Matteo Renzi, Draghi

A meno di due mesi dalle elezioni regionali siciliane si moltiplicano i sondaggi anche sulle intenzioni di voto per le politiche della prossima primavera. Nel caso della Sicilia, le previsioni per il 5 novembre danno il centrodestra unito in vantaggio sul M5s mentre il Pd è talmente staccato da far dire a Matteo Renzi che non si tratta di un test nazionale. Invece i sondaggi sulle elezioni politiche, pur con tutti i limiti di rilevazioni fatte ad almeno sei mesi dal voto, presentano differenze che cambiano le carte in tavola. Quello di Demos per la Repubblica indica i 5 Stelle in aumento al 28,5 per cento, il Pd al 26,8 e la somma FI-Lega-FdI al 31,6 per cento; il sondaggio di Ipsos per il Corriere della Sera, invece, indica i grillini in calo al 26,6, il Pd al 26,5 e i tre partiti del centrodestra al 35,6 per cento sommando le singole liste o al 35 nel caso di lista unica. In particolare, Ipsos dà la Lega al 15 e Forza Italia al 15,6 mentre Demos indica rispettivamente il 13,6 e il 13,2. In sostanza, è troppo presto per avere idee chiare e un solo elemento è certo: la risalita del centrodestra dalle amministrative dello scorso giugno a oggi.

Il 5 novembre non si voterà solo in Sicilia, ma anche nel X Municipio di Roma, quello di Ostia, commissariato per mafia nell’agosto del 2015. Sarà un test di grande rilevanza perché per la prima volta gli elettori daranno un voto a Virginia Raggi e alla giunta del Movimento in Campidoglio: Ostia ha 231mila abitanti, un territorio più grande di molti e importanti capoluoghi di provincia, e alle amministrative per il Comune di Roma nel 2016 i 5 Stelle ottennero il 43,6 per centro al primo turno mentre al ballottaggio la Raggi arrivò addirittura al 76,1 contro Roberto Giachetti (Pd). Il 43,6 fu un risultato eclatante considerando che quello complessivo di Roma fu del 35,2 per la Raggi e del 35,3 per il Movimento. Il voto di Ostia offrirà una doppia lettura sui 5 Stelle: un giudizio sul Campidoglio e un paragone con quanto avverrà in Sicilia.

Questi risultati arriveranno quando la legge di Bilancio sarà stata varata da alcune settimane dal Consiglio dei ministri e sarà al centro del dibattito parlamentare. Ciò non dovrebbe impedire di discutere anche di legge elettorale, nonostante gli interessi personali e le differenze siano tali da far temere l’immobilismo.
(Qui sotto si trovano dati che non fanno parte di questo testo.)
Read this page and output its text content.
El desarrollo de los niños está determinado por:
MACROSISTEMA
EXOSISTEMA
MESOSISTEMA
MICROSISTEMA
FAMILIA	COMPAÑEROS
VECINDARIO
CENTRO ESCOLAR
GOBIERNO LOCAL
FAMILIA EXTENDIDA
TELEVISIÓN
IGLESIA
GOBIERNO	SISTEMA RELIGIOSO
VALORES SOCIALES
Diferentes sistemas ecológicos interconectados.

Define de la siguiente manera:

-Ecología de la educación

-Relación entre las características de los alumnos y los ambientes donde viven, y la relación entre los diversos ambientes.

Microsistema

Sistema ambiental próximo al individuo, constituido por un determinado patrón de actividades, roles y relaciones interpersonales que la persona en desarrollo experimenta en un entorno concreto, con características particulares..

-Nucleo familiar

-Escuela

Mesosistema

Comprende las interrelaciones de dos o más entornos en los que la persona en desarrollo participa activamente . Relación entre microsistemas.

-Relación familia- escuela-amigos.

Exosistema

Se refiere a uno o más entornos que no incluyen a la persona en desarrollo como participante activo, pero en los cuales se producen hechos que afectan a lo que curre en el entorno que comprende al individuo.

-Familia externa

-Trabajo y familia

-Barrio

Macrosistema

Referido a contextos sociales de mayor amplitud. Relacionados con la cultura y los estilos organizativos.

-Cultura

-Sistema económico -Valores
Non dovrebbe impedirlo non solo perché fino all’ultimo dal Quirinale arriveranno inviti più o meno espliciti per definire almeno un’armonizzazione dei sistemi per la Camera e il Senato, ma anche perché ogni giorno dichiarazioni dell’uno o dell’altro rappresentano dei segnali. Da ultimo, Renato Schifani (FI) ha nuovamente attaccato Renzi accusato di tenere in ostaggio il Parlamento, ha rilanciato l’appello di Sergio Mattarella per una nuova legge elettorale e ha ribadito la necessità di una modifica che introduca il premio alla coalizione. Difficile che abbia parlato senza il beneplacito di Silvio Berlusconi.

Dunque, le elezioni del 5 novembre non daranno indicazioni chiare solo su chi governerà la Sicilia, ma anche sullo stato di salute dei partiti (innanzitutto dei 5 Stelle) e, forse, sull’opportunità che i leader tornino a discutere di nuovo e davvero della legge elettorale.